Tuesday, September 11, 2012

Notes on Vacation and Recovery



Our vacation to the RI coast was a success.  Elsie and I love the beach, so we really couldn't go wrong.


Beluga says: "Bitch, please.  I haven't worn a bikini since my first calf!"
Bathing suits always bring with them a very acute awareness of body, a phenomenon heavily exploited by promoters of fad diets and weight-loss gimmicks.  That self consciousness can be challenging for the postpartum mom.  Though physical recovery after Laurel has been much faster than after Elsie, my body never bounces back as fast or as thoroughly as I would like.  That is true in all ways, from the shallow and vain to the vital and healthy.

There is still a gap between the body I'm in and the body I remember as being MY healthy body, but the gap is narrowing.  I am really almost there. I have nothing to complain about.  I am very lucky.  (But still human and therefore still prone to impatience.)

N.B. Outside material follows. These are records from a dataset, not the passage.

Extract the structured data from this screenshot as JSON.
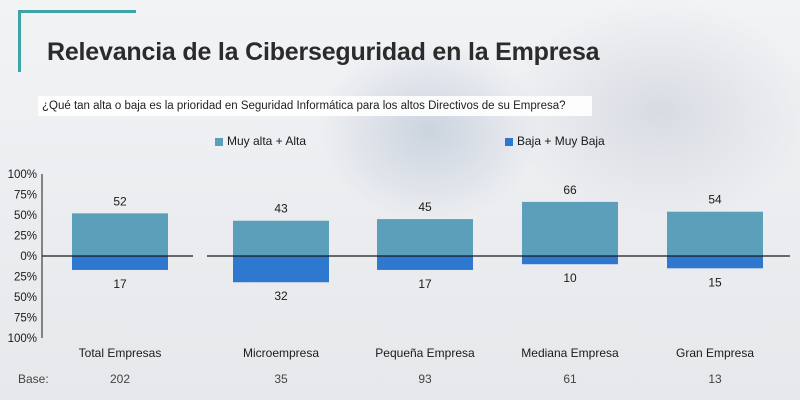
{
  "header": {
    "title": "Relevancia de la Ciberseguridad en la Empresa",
    "question": "¿Qué tan alta o baja es la prioridad en Seguridad Informática para los altos Directivos de su Empresa?"
  },
  "colors": {
    "accent": "#3fa4a8",
    "high": "#5b9fbb",
    "low": "#2e78cf"
  },
  "chart_data": {
    "type": "bar",
    "categories": [
      "Total Empresas",
      "Microempresa",
      "Pequeña Empresa",
      "Mediana Empresa",
      "Gran Empresa"
    ],
    "series": [
      {
        "name": "Muy alta  + Alta",
        "values": [
          52,
          43,
          45,
          66,
          54
        ],
        "direction": "up"
      },
      {
        "name": "Baja + Muy Baja",
        "values": [
          17,
          32,
          17,
          10,
          15
        ],
        "direction": "down"
      }
    ],
    "y_ticks": [
      "100%",
      "75%",
      "50%",
      "25%",
      "0%",
      "25%",
      "50%",
      "75%",
      "100%"
    ],
    "ylim": [
      -100,
      100
    ],
    "legend_position": "top",
    "base_label": "Base:",
    "base_values": [
      "202",
      "35",
      "93",
      "61",
      "13"
    ]
  }
}
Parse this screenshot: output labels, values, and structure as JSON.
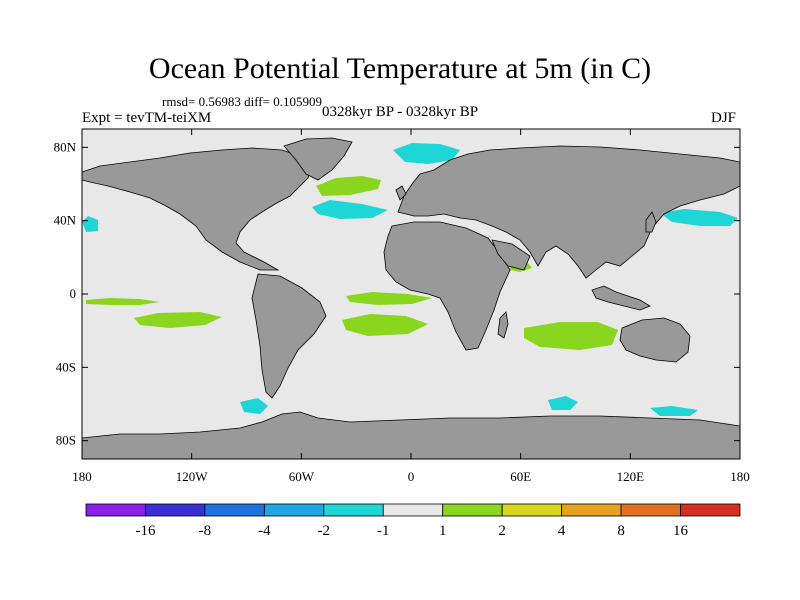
{
  "plot": {
    "title": "Ocean Potential Temperature at 5m (in C)",
    "stats": "rmsd= 0.56983 diff= 0.105909",
    "left_label": "Expt = tevTM-teiXM",
    "center_label": "0328kyr BP - 0328kyr BP",
    "right_label": "DJF"
  },
  "colors": {
    "ocean_neutral": "#e8e8e8",
    "land": "#999999",
    "coast": "#000000",
    "bin_lt_m16": "#8a1fe6",
    "bin_m16_m8": "#3a2fd6",
    "bin_m8_m4": "#1e73e0",
    "bin_m4_m2": "#1ea6e6",
    "bin_m2_m1": "#1fd6d6",
    "bin_1_2": "#8ad61f",
    "bin_2_4": "#d6d61f",
    "bin_4_8": "#e6a21f",
    "bin_8_16": "#e0721f",
    "bin_gt_16": "#d62e1f"
  },
  "chart_data": {
    "type": "heatmap",
    "projection": "cylindrical-equidistant",
    "lon_range": [
      -180,
      180
    ],
    "lat_range": [
      -90,
      90
    ],
    "x_ticks": [
      {
        "value": -180,
        "label": "180"
      },
      {
        "value": -120,
        "label": "120W"
      },
      {
        "value": -60,
        "label": "60W"
      },
      {
        "value": 0,
        "label": "0"
      },
      {
        "value": 60,
        "label": "60E"
      },
      {
        "value": 120,
        "label": "120E"
      },
      {
        "value": 180,
        "label": "180"
      }
    ],
    "y_ticks": [
      {
        "value": 80,
        "label": "80N"
      },
      {
        "value": 40,
        "label": "40N"
      },
      {
        "value": 0,
        "label": "0"
      },
      {
        "value": -40,
        "label": "40S"
      },
      {
        "value": -80,
        "label": "80S"
      }
    ],
    "colorbar": {
      "levels": [
        "-16",
        "-8",
        "-4",
        "-2",
        "-1",
        "1",
        "2",
        "4",
        "8",
        "16"
      ],
      "bins": [
        {
          "range": "< -16",
          "color": "#8a1fe6"
        },
        {
          "range": "-16 to -8",
          "color": "#3a2fd6"
        },
        {
          "range": "-8 to -4",
          "color": "#1e73e0"
        },
        {
          "range": "-4 to -2",
          "color": "#1ea6e6"
        },
        {
          "range": "-2 to -1",
          "color": "#1fd6d6"
        },
        {
          "range": "-1 to 1",
          "color": "#e8e8e8"
        },
        {
          "range": "1 to 2",
          "color": "#8ad61f"
        },
        {
          "range": "2 to 4",
          "color": "#d6d61f"
        },
        {
          "range": "4 to 8",
          "color": "#e6a21f"
        },
        {
          "range": "8 to 16",
          "color": "#e0721f"
        },
        {
          "range": "> 16",
          "color": "#d62e1f"
        }
      ]
    },
    "anomaly_regions": [
      {
        "region": "Arctic north of Scandinavia",
        "bin": "-2 to -1"
      },
      {
        "region": "North Atlantic subpolar",
        "bin": "1 to 2"
      },
      {
        "region": "North Atlantic mid-latitude",
        "bin": "-2 to -1"
      },
      {
        "region": "NW Pacific (Kuroshio)",
        "bin": "-2 to -1"
      },
      {
        "region": "NE Pacific near 35N",
        "bin": "-2 to -1"
      },
      {
        "region": "Equatorial east Pacific",
        "bin": "1 to 2"
      },
      {
        "region": "Tropical South Atlantic",
        "bin": "1 to 2"
      },
      {
        "region": "South Indian Ocean",
        "bin": "1 to 2"
      },
      {
        "region": "Southern Ocean patches",
        "bin": "-2 to -1"
      }
    ]
  }
}
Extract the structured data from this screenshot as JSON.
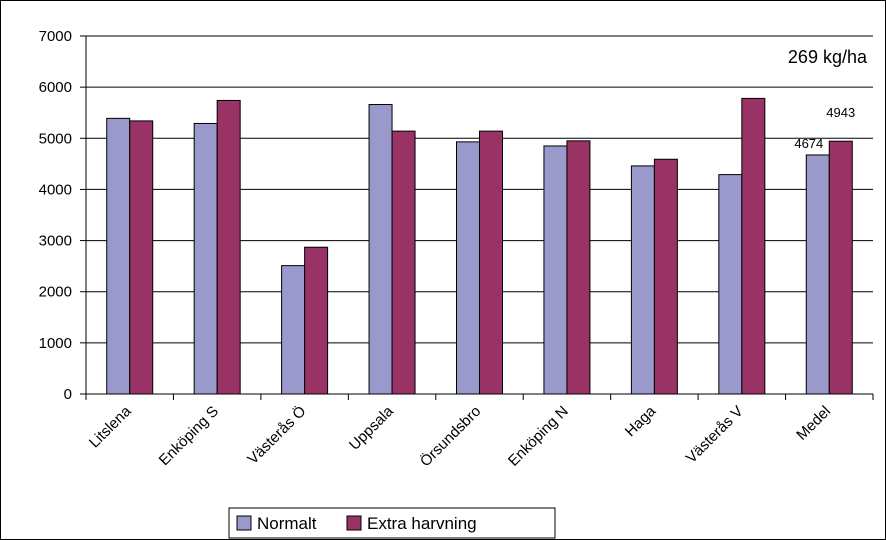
{
  "chart_data": {
    "type": "bar",
    "categories": [
      "Litslena",
      "Enköping S",
      "Västerås Ö",
      "Uppsala",
      "Örsundsbro",
      "Enköping N",
      "Haga",
      "Västerås V",
      "Medel"
    ],
    "series": [
      {
        "name": "Normalt",
        "color": "#9999cc",
        "values": [
          5390,
          5290,
          2510,
          5660,
          4930,
          4850,
          4460,
          4290,
          4674
        ]
      },
      {
        "name": "Extra harvning",
        "color": "#993366",
        "values": [
          5340,
          5740,
          2870,
          5140,
          5140,
          4950,
          4590,
          5780,
          4943
        ]
      }
    ],
    "ylim": [
      0,
      7000
    ],
    "yticks": [
      "0",
      "1000",
      "2000",
      "3000",
      "4000",
      "5000",
      "6000",
      "7000"
    ],
    "grid": true,
    "legend_position": "bottom",
    "annotation": "269 kg/ha",
    "data_labels": [
      {
        "series": 0,
        "category": 8,
        "text": "4674"
      },
      {
        "series": 1,
        "category": 8,
        "text": "4943"
      }
    ]
  }
}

I was graced with the single most basic indicator of womanly normalcy on our vacation: menstruation.  Three months.  That's how long it took.  A couple of weeks ago, I saw my temperatures spike on my charts, crossed my fingers, and hoped that they'd stay high.  They did.  Then, after a short leuteal period, my period came, and heavily. 

There are a few times in a woman's life when she celebrates her period.  Often the first time: Hooray!  I am a woman!  Or more likely: YES!  I will no longer be completely excluded from all my friends' bitching and moaning about cramps and tampons!

Then, hopefully YEARS later, when she's sexually active but not yet ready for a baby.  THANK GOD I am not pregnant from that: act of indiscretion with a guy who is -- on second thought -- too douchy for me to be having sex with / broken condom even though I am also on the pill but I had to go on antibiotics for 10 days 3 months ago and OMG I wonder if it might still be affecting my pill!?!! / stain that may or may not be semen on that towel I used at my friend's house -- after all she has a teenage brother / [insert unlikely scenario of super-sperm impregnating young woman against all odds here].

And now.  When I've been harboring deep seeded worries about fertility struggles, and my period has been a no-show for three months when it was expected at 4-6 weeks.

It came.  It came with a vengeance.  I cheered, hugged my mom, high-fived my husband, and then raced to the convenience store before I ruined my pants and quickly returned to loathing my period for being a stinky, messy, embarrassing, obnoxious pain in the butt of a phenomenon.  Ah!  Bitching and moaning about my period.  We're back to normal.



Addendum: This is just to say that hub and I are NOT trying to get pregnant right now.  We are being super responsible.  I need a good, long, serious break from pregnancy.  I also need to build up my iron stores.  They never fully recovered after Elsie's bloody birth, and I was back down to anemic levels after Laurel's much neater and tidier one.  Doctors' orders are 6 months to a year's rest after an experience like ours, for both physical and emotional healing.  We view that as a bare minimum and will reassess at 6 months to see if we're ready or need more time.  We are, however, charting, which means that I am not on the pill at the moment, despite it being my personal favorite form of birth control.  If I wasn't ovulating, or if I was ovulating but wasn't menstruating, we would want to know about that sooner rather than later.